Reducing the effect of oestrogen is the main aim of hormonal therapy in treating hormone-receptor-positive breast cancer. The effect of oestrogen is reduced in two ways – by blocking the oestrogen receptor or by inhibiting oestrogen biosynthesis. The mechanism of action of aromatase inhibitors (AIs) is to inhibit oestrogen biosynthesis. AIs have established their role in treating metastatic hormone-receptor-positive breast cancer in post-menopausal women through a number of clinical trials.2–5 In addition, multiple clinical trials have shown that AIs have superior efficacy compared with tamoxifen as an adjuvant hormonal therapy in post-menopausal women with hormone-receptor-positive breast cancer.6–11 AIs are therefore the recommended first-line adjuvant hormonal therapy in post-menopausal women with hormone-receptor-positive breast cancer, either as monotherapy or as sequential therapy after tamoxifen.

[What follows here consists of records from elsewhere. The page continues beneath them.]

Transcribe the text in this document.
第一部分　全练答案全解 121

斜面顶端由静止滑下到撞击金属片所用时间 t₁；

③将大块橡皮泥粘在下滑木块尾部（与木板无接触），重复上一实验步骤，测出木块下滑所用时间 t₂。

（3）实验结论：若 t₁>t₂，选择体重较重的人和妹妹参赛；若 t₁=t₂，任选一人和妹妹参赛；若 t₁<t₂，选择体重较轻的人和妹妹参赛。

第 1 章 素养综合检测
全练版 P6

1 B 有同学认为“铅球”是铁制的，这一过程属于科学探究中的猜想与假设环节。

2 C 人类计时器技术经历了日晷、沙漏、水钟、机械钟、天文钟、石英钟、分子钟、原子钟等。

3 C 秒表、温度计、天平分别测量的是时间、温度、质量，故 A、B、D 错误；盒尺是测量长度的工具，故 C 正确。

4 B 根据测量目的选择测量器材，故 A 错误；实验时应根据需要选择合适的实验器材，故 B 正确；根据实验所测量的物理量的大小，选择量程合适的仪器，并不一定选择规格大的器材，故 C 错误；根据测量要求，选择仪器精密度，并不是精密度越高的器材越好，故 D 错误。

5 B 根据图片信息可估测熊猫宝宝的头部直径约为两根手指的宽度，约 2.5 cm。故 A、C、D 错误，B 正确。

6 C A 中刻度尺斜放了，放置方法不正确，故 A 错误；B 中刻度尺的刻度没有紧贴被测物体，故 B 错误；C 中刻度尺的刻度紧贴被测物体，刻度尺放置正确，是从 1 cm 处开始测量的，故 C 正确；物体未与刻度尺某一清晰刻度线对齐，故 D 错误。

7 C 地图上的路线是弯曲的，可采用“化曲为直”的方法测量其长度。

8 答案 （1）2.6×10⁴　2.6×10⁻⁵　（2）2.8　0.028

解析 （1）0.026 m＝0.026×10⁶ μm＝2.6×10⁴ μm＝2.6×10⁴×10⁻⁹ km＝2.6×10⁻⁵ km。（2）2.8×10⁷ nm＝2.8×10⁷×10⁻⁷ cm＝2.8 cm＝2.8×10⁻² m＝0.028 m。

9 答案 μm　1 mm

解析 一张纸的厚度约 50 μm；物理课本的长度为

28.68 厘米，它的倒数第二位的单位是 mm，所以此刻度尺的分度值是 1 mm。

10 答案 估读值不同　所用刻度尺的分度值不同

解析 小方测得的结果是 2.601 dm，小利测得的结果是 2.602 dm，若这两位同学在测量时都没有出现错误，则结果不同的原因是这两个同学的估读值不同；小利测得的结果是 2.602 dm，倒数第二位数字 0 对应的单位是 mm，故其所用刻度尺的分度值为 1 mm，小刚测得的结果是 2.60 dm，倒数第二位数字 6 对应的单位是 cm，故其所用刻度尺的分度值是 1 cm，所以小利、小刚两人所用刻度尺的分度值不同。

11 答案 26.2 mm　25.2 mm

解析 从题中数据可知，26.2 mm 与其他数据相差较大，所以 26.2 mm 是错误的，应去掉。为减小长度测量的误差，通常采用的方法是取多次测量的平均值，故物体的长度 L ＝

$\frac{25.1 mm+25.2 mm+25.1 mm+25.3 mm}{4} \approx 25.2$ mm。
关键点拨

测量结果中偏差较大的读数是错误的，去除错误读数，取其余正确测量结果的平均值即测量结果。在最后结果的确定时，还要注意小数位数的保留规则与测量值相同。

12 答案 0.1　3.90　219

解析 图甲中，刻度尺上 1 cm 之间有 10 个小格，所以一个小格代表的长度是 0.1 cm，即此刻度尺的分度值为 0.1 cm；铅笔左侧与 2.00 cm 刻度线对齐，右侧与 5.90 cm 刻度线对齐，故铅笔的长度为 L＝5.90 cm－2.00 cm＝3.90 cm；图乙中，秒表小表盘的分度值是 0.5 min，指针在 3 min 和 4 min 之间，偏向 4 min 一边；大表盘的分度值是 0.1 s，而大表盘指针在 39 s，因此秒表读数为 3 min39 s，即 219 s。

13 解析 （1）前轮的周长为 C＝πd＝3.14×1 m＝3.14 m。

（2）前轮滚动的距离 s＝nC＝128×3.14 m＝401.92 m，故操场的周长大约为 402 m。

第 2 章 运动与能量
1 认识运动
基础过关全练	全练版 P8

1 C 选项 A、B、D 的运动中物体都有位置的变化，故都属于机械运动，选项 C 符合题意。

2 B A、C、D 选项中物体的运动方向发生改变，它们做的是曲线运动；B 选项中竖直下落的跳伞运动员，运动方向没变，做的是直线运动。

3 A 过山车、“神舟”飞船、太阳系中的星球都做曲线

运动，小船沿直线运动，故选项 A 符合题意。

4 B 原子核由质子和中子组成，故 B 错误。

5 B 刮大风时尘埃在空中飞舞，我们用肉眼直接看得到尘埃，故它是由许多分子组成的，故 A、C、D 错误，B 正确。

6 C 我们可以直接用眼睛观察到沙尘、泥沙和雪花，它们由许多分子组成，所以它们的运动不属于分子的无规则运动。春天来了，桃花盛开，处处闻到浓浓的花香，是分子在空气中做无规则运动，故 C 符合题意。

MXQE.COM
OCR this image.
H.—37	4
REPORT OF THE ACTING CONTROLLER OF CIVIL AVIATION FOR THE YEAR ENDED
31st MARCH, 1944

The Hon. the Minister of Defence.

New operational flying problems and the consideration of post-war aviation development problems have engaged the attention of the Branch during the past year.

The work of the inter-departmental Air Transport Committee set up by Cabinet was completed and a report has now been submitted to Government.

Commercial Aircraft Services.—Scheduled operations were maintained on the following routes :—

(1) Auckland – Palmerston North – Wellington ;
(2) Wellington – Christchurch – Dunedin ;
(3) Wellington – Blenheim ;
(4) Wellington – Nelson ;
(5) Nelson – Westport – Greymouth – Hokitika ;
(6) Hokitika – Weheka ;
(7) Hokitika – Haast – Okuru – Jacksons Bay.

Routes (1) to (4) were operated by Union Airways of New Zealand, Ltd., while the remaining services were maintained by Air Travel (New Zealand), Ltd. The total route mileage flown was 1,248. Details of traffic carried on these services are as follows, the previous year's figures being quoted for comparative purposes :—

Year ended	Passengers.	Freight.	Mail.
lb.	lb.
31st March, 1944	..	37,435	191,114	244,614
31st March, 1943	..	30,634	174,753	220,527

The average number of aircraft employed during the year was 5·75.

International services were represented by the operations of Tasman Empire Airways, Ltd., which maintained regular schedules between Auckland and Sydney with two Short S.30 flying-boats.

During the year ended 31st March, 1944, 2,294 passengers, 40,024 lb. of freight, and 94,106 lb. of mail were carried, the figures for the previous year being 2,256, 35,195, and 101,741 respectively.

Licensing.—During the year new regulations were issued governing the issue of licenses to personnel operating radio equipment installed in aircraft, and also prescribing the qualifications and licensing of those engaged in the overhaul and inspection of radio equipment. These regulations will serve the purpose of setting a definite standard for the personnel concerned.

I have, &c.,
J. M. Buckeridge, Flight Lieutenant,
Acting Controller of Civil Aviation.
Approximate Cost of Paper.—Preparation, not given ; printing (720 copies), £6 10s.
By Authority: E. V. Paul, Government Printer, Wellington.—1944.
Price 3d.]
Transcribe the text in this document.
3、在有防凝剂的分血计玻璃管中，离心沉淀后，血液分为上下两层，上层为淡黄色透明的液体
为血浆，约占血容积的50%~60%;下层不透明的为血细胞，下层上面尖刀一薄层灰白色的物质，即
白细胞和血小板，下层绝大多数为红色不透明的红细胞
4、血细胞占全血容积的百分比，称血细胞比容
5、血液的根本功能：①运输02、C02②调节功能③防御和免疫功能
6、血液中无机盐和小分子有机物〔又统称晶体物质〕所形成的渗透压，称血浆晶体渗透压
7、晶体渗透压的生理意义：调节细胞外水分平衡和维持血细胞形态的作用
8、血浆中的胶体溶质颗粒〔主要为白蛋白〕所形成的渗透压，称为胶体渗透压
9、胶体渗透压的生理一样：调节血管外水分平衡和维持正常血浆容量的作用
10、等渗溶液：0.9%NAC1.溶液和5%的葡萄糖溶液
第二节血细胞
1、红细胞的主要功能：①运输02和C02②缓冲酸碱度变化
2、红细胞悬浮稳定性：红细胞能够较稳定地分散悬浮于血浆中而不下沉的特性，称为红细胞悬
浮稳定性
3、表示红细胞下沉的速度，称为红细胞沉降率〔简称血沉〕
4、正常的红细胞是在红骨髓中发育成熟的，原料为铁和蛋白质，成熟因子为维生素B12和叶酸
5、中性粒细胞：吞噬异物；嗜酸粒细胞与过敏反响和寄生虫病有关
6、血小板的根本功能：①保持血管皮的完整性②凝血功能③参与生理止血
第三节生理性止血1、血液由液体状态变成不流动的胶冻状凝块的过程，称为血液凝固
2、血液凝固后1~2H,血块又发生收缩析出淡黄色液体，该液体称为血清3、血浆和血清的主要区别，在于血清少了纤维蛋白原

The recommended duration of adjuvant AI therapy is usually two to five years. With the recommended treatment period being up to five years in the adjuvant setting, it is important for physicians to understand the clinical pharmacology of some of the commonly used AIs.
Aromatase Inhibitor Development
AIs have been around for over 20 years. Aminoglutethimide was the first AI in general clinical use. Its use was limited by its intermediate efficacy in inhibiting aromatisation and its low specificity, which resulted in significant side effects.12,13 Roglethimide was the second glutethimide derivative, whose use was limited by its low potency and significant side effects.14,15 The second-generation AI fadrozole was then developed and was found to be more specific than aminoglutethimide. It still has significant side effects as it suppresses aldosterone synthesis.16,17 The third-generation AIs anastrozole, letrozole and exemestane have been developed most recently. They are superior in both their high oestrogen biosynthesis suppression and their specificity, resulting in very few side effects.18 Among them, anastrozole and letrozole are non-steroidal AIs, whereas exemestane is steroidal. Anastrozole was the first third-generation AI to be tested in clinical trials in treating metastatic and early-stage hormonereceptor- positive breast cancer in post-menopausal women.